There are, of course, plenty of practical hurdles to overcome. The city itself estimates the cost of buying back these apartments at up to €36bn – an impossible sum for the city to finance – while the activists would offer only half the market price, and to hell with objections from the capitalist running dogs.

Then there’ll be plenty of legal objections. Lawyers are already popping up daily saying protesters have no legal leg to stand on. Others say that Article 15 of Germany’s Grundgesetz, or Basic Law, makes it clear that expropriation of “land, natural resources, and means of production” may indeed by transferred to public ownership in certain circumstances.

Could the severity of Berlin’s housing crisis cause the first invocation of Article 15 in 70 years? A well-known TV moderator of a political talk show found himself looking into the camera with amazement last week, noting that his show had now been talking seriously “for the last 11 minutes, about the expropriation of a corporation in Germany, which I wouldn’t have though possible at all.” It was a telling moment, which made a lot of us swallow hard.

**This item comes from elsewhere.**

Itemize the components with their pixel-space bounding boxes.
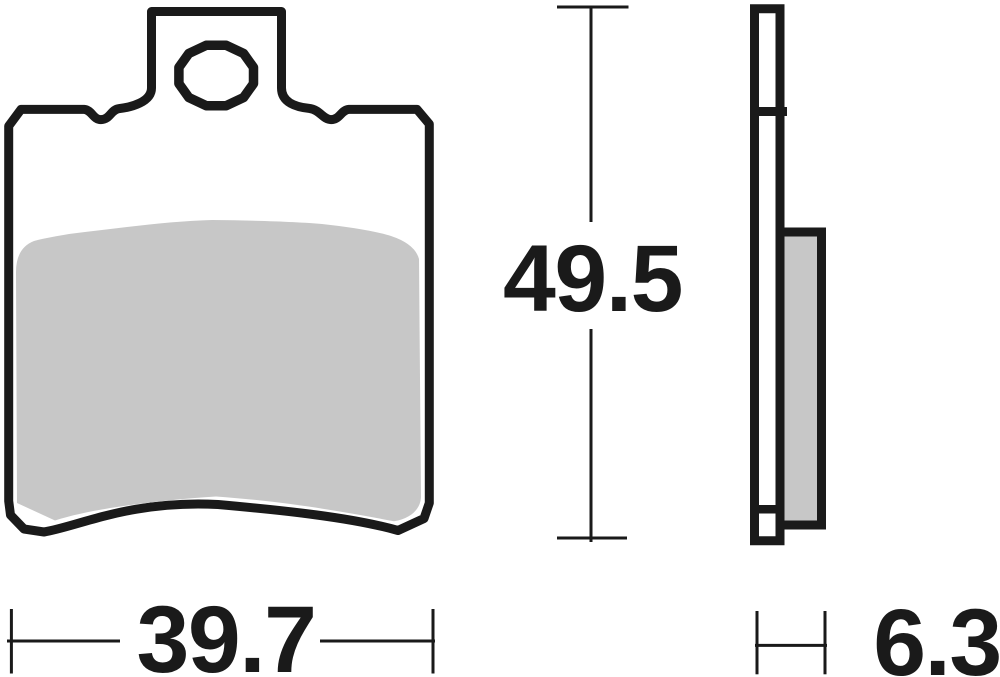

Lenin used to mock German revolutionaries, saying they would dutifully buy and punch their train tickets on the way to the demo to overthrow their oppressors. These days they can avail of the courts. Given the chaotic history of housing management in both East and West Berlin going back decades, the lawyers will be licking their chops at the prospects of the contorted disputes that lie ahead. While rents and prices just continue to rise.